Abstract

Banking regulation, including corporate governance in banking, needs to strike a balance between the costs and benefits of regulatory intervention. This chapter aims at extending the theoretical base for the cost-benefit trade-off in bank governance regulation by providing a law and economics framework of how banks interact with listed non-financial firms in view of the modern financial intermediation literature. To this end, the chapter first takes up a qualitative analysis of the tension underlying governance regulation of banks by referring to the post-crisis regulatory measures in the European Union as an example. Subsequently, the chapter uses agency theory to investigate banks’ roles for corporate governance of listed non-financial firms. Three qualitative case studies are presented, revealing that banks’ influence over non-financial firms appears to be more multidimensional than commonly considered in the literature.
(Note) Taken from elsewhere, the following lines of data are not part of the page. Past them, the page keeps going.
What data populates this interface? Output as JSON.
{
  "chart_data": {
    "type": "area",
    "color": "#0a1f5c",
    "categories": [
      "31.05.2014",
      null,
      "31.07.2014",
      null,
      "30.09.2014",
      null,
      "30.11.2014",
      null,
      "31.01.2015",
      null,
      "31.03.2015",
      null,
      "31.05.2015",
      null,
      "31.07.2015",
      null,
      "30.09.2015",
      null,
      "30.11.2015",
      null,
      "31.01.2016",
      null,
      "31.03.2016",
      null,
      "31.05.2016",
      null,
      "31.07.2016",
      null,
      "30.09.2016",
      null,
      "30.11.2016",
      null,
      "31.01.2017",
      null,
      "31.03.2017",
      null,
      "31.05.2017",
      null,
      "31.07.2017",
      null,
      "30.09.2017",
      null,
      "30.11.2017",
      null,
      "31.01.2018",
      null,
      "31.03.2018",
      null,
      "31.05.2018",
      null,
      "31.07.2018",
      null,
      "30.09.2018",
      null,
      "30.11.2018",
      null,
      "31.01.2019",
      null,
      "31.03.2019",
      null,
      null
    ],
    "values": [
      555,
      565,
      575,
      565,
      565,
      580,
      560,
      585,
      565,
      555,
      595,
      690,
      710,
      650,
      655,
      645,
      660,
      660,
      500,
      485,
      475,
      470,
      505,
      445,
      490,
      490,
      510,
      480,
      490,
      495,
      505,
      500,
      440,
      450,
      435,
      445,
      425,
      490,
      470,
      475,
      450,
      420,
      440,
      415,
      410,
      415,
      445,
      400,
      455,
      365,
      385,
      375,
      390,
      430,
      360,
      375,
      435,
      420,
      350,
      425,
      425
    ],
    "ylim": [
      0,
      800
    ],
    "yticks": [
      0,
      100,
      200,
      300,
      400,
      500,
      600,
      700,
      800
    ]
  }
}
Specifically, it is shown that bank monitoring and control can present opportunities as well as challenges for listed non-financial firms by affecting their governance arrangements with implications ranging from day-to-day business operations to fundamental capital market transactions in addition to the distress context. The chapter also discusses the implications of differences in ownership structures and identifies possibilities of bank influence both in concentrated and dispersed ownership contexts. Overall, the findings of this chapter contribute to the debate on the effectiveness of corporate governance in banking by bringing in a largely neglected dimension into the picture and establishing a theoretical basis for an improved balancing act in policymaking.